The numbers reported in the earlier post were all (1) with cold cache, i.e., resetting cache after every run, (2) using two edges to represent every connection in the undirected graph, and (3) based on weighted Dijkstra’s shortest path. We had the same setup for all systems (e.g., for Vertica we also measured weighted Dijkstra’s with a cold cache and two unidirectional edges for each undirected edge.) In order to understand the differences between our numbers and those reported to us by Neo Technology representatives, we made the following (step-by-step) changes in our experimental setup:
- Exclude the connection and other instantiation times. For Neo4j, this means to exclude the following two lines from time measurement:
g = new Neo4jGraph(DATA_DIR);
dijkstra = GraphAlgoFactory.dijkstra(Traversal.expanderForAllTypes(), CommonEvaluators.doubleCostEvaluator(“weight”));
- These commands set up the database connection and load the graph algorithm. Including or excluding these could depend on whether we run a one-off analytical query or a workload of several queries.
- Enabling warm cache (cache_type=strong), along with running a warm-up query before actual time measurements.

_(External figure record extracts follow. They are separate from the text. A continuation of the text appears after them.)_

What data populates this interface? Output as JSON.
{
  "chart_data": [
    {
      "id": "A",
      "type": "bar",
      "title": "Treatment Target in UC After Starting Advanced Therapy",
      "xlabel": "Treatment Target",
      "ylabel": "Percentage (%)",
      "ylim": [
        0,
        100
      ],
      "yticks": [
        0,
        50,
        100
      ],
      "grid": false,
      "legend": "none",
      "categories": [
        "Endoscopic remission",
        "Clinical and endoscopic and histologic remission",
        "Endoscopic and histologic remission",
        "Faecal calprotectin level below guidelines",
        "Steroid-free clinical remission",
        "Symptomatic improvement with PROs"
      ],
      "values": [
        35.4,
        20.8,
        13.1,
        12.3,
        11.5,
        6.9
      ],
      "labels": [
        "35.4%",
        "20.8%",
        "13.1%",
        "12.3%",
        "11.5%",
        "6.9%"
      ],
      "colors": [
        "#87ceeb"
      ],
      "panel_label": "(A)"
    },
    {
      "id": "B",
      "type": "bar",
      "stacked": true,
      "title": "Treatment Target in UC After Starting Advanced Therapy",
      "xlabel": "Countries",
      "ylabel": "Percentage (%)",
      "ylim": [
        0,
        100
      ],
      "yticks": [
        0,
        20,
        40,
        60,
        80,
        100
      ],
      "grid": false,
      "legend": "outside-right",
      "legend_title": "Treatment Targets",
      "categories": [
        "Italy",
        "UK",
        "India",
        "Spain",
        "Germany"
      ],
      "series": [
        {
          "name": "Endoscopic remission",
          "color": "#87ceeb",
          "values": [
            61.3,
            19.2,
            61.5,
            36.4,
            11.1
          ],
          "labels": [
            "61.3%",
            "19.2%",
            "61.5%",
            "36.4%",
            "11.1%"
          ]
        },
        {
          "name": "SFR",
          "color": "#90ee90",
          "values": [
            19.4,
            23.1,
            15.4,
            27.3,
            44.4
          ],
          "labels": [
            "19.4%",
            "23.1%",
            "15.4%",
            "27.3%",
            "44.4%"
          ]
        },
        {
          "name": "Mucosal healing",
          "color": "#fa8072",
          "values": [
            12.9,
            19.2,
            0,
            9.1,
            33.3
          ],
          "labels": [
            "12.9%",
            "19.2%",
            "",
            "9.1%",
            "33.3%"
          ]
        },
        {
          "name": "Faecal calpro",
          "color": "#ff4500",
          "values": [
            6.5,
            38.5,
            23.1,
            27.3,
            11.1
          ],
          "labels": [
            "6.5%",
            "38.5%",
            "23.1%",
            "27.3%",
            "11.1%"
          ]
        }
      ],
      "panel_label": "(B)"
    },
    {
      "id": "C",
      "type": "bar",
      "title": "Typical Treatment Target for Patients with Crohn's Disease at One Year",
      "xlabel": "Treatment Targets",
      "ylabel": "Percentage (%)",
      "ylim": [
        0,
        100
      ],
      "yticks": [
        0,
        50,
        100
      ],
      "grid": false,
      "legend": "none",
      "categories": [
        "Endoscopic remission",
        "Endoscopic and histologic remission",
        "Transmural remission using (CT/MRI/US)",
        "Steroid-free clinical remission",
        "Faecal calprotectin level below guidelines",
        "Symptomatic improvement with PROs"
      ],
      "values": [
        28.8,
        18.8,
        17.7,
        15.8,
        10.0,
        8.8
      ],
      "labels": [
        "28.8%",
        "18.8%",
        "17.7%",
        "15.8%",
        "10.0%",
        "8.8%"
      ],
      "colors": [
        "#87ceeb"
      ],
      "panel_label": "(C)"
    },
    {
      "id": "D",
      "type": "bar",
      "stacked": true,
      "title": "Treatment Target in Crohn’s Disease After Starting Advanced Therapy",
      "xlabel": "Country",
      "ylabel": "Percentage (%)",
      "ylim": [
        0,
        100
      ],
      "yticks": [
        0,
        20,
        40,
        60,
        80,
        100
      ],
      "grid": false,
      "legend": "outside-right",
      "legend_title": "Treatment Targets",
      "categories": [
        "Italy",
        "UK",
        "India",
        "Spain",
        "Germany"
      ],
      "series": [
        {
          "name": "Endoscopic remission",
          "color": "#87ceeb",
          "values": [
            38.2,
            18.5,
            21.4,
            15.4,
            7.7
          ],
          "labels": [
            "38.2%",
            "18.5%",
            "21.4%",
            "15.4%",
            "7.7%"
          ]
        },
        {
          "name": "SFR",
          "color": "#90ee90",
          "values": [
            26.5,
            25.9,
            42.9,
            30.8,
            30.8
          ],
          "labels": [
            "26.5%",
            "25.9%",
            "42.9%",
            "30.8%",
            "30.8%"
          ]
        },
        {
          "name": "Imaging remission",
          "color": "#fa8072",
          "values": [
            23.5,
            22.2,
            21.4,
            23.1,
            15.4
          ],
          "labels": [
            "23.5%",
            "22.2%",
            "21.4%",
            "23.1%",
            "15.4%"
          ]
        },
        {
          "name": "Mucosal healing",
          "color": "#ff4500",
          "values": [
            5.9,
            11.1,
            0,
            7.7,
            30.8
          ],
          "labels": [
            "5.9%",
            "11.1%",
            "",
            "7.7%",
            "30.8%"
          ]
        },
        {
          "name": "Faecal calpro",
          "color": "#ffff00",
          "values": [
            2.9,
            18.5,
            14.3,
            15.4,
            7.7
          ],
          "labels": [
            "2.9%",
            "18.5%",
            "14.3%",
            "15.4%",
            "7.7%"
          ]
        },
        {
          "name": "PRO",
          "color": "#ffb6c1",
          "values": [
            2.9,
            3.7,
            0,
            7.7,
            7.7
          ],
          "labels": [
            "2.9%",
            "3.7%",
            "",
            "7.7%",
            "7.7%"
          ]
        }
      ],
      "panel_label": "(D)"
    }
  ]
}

Whether warm or cold caches are more representative of the real world is unclear: an exploratory analysis is likely to encounter warm cache while a daily log analysis is likely to see cold cache.
- Using a simpler shortest path implementation in Neo4j than Dijkstra’s.
By default, Neo4j traverses relationships in both directions, although a user could also specify the traversal direction. Therefore, modeling an undirected edge as a single relationship instead of two relationships in Neo4j is recommended. We fixed this data modeling problem. We re-ran our shortest path benchmark on Neo4j using the new input file and applied the above four changes one by one. As in the previous post, we ran the experiment on a single machine having CentOS 6.4, 2.4 GHz Intel Xeon processor, and 48GB of memory. We repeated each measurement 100 times. Table 1 shows the overall results and Figure 1 shows the mean run times.
We can see from Figure 1 that the measured run times vary from several seconds to a few milliseconds, depending on how and what is measured. This explains why the numbers observed by Neo Technology representatives were 2-4 orders of magnitude different from what we reported previously.
Our conclusions from this are that, like any of the complex systems we tested, properly tuning Neo4j can be tricky and getting optimal performance may require some experimentation with parameters. Whether a user of Neo4j can expect to see runtimes on graphs like this measured in milliseconds or seconds depends on workload characteristics (warm / cold cache) and whether setup steps can be amortized across many queries or not.
These new results are useful extensions to our ongoing effort to benchmark and understand different systems for large-scale graph analytics. We highly appreciate the feedback from Neo Technology representatives!